Is AI a bubble?



As IT giants are investing heavily in AI, David Kahn, an investor who mainly deals with AI-related companies, analyzes whether such investment is a 'bubble' or in line with actual demand.

AI's $600B Question | Sequoia Capital

https://www.sequoiacap.com/article/ais-600b-question/



AI's $200B Question | Sequoia Capital
https://www.sequoiacap.com/article/follow-the-gpus-perspective/


Khan posted his first analysis in September 2023 and his second analysis in June 2024. In his first analysis, he estimated the AI-related revenues expected by major companies and startups based on infrastructure investment in AI, and argued that the actual revenue growth rate of AI-related products was not at all up to the expected revenues, resulting in excessive investment.

After NVIDIA surpassed Microsoft to become the world's most valuable company in June 2024, Khan decided to redo the calculations.

NVIDIA becomes world's largest company with market capitalization of $3.34 trillion, surpassing Microsoft - GIGAZINE



If AI investment is not a bubble, revenue from AI-related products should exceed investment in AI, and there should be a profit on the investment. Mr. Khan created the following table based on NVIDIA's financial statements.

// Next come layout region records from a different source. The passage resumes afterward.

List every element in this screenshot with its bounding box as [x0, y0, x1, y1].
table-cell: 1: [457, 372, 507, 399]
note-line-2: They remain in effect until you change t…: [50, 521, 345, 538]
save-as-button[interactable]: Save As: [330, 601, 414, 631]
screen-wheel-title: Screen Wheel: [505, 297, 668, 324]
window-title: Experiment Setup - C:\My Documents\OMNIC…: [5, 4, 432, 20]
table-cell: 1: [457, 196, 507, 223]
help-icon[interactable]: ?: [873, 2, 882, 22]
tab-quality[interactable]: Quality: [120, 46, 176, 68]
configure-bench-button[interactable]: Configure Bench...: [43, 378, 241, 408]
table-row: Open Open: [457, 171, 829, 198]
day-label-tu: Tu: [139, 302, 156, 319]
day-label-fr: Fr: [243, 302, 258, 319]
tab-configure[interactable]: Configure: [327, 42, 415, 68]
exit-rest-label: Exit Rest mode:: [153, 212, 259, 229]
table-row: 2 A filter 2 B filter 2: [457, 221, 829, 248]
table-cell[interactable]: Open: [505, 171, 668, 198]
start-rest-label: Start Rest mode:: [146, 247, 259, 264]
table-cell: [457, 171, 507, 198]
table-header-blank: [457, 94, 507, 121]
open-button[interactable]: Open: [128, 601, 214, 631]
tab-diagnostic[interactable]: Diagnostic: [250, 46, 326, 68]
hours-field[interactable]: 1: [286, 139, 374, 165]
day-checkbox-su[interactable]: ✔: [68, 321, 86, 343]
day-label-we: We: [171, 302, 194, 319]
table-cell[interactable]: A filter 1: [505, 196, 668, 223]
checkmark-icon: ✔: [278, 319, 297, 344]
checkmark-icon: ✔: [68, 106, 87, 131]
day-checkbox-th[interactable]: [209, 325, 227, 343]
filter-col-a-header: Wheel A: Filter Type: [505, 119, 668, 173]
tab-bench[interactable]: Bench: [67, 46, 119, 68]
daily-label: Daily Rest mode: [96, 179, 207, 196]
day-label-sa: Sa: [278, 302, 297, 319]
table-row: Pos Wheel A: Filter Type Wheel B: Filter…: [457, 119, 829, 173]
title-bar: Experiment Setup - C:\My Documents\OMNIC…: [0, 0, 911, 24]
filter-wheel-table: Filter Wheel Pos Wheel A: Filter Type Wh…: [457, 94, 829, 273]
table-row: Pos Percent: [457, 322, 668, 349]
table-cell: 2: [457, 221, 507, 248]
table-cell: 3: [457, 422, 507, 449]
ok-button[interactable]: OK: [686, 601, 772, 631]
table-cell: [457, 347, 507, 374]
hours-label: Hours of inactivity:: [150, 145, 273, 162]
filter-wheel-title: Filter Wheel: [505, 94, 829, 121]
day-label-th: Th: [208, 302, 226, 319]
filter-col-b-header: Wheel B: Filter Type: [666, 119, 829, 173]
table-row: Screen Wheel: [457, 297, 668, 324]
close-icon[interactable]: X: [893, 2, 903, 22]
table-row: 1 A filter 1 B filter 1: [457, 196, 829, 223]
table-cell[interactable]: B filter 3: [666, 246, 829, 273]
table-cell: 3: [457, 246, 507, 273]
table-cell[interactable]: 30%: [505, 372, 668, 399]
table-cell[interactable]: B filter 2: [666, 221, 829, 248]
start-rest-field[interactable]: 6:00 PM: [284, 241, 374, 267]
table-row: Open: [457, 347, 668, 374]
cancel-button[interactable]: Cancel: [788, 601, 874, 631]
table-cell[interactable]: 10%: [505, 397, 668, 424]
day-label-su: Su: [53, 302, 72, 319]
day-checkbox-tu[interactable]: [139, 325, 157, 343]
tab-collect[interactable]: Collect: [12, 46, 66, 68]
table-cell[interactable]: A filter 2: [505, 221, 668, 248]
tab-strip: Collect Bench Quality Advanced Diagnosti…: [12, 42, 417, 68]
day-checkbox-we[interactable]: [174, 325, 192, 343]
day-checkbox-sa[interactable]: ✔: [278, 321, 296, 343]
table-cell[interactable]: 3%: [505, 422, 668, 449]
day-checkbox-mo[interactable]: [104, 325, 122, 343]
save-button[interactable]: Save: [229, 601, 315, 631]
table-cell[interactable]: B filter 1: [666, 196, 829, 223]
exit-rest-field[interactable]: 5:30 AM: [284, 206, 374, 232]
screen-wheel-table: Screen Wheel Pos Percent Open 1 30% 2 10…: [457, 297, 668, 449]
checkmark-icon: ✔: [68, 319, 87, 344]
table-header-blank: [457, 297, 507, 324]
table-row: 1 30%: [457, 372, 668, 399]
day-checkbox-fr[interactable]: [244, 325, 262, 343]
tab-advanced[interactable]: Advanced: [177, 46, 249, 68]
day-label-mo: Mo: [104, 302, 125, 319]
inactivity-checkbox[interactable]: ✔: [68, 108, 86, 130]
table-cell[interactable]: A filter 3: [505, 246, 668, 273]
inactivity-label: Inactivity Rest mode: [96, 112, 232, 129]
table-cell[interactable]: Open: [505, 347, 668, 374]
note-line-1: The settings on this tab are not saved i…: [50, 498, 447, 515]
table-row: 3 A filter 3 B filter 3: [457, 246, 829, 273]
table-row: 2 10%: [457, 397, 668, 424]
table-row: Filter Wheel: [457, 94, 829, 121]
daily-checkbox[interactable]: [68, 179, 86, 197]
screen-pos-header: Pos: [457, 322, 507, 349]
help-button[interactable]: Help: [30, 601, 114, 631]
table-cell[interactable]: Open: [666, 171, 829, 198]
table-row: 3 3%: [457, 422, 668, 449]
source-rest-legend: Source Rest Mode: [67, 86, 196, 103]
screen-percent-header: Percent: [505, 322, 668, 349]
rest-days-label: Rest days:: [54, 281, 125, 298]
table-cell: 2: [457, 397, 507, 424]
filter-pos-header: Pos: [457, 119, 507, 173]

In the first quarter of 2024, NVIDIA's sales run rate for GPUs for data centers was $90 billion (approximately 14 trillion yen). Since GPUs account for about half of the cost of a data center, if we work it out backwards, the AI-related costs for the entire data center are $181 billion (approximately 29 trillion yen), and considering the profits to be secured on the software side, the entire AI industry needs $363 billion (approximately 59 trillion yen) in revenue to make a total profit.



NVIDIA's data center GPU sales run rate is estimated to be $150 billion (about 24 trillion yen) in the fourth quarter of 2024, so in order for AI-related investments to be profitable, the entire AI industry will need to earn $600 billion (about 97 trillion yen) in revenue by the end of 2024.

Even OpenAI, which has the largest revenue in the industry , has a sales run rate of $3.4 billion (approximately 550 billion yen) as of June 2024 , while other startups are all companies with less than $100 million (approximately 16 billion yen). Even if we assume that giant companies such as Google, Microsoft, Apple, and Meta generate $10 billion (approximately 1.6 trillion yen) in new AI-related revenue and that Oracle, ByteDance, Alibaba, Tencent, X, Tesla, etc. can generate reasonable AI-related revenue, it is still far from $600 billion.

Given this situation, Khan concluded that AI infrastructure is overbuilt. While he said that 'AI is likely to be the next technological revolution,' he argued that if his predictions are correct, investors are likely to suffer losses.

On the other hand, there are also benefits to overinvestment, such as the price of GPU computing falling, stimulating innovation, and allowing startup founders to gain experience. 'Those who remain calm in moments of speculative fever have the opportunity to build companies of fundamental importance,' Khan concluded his post.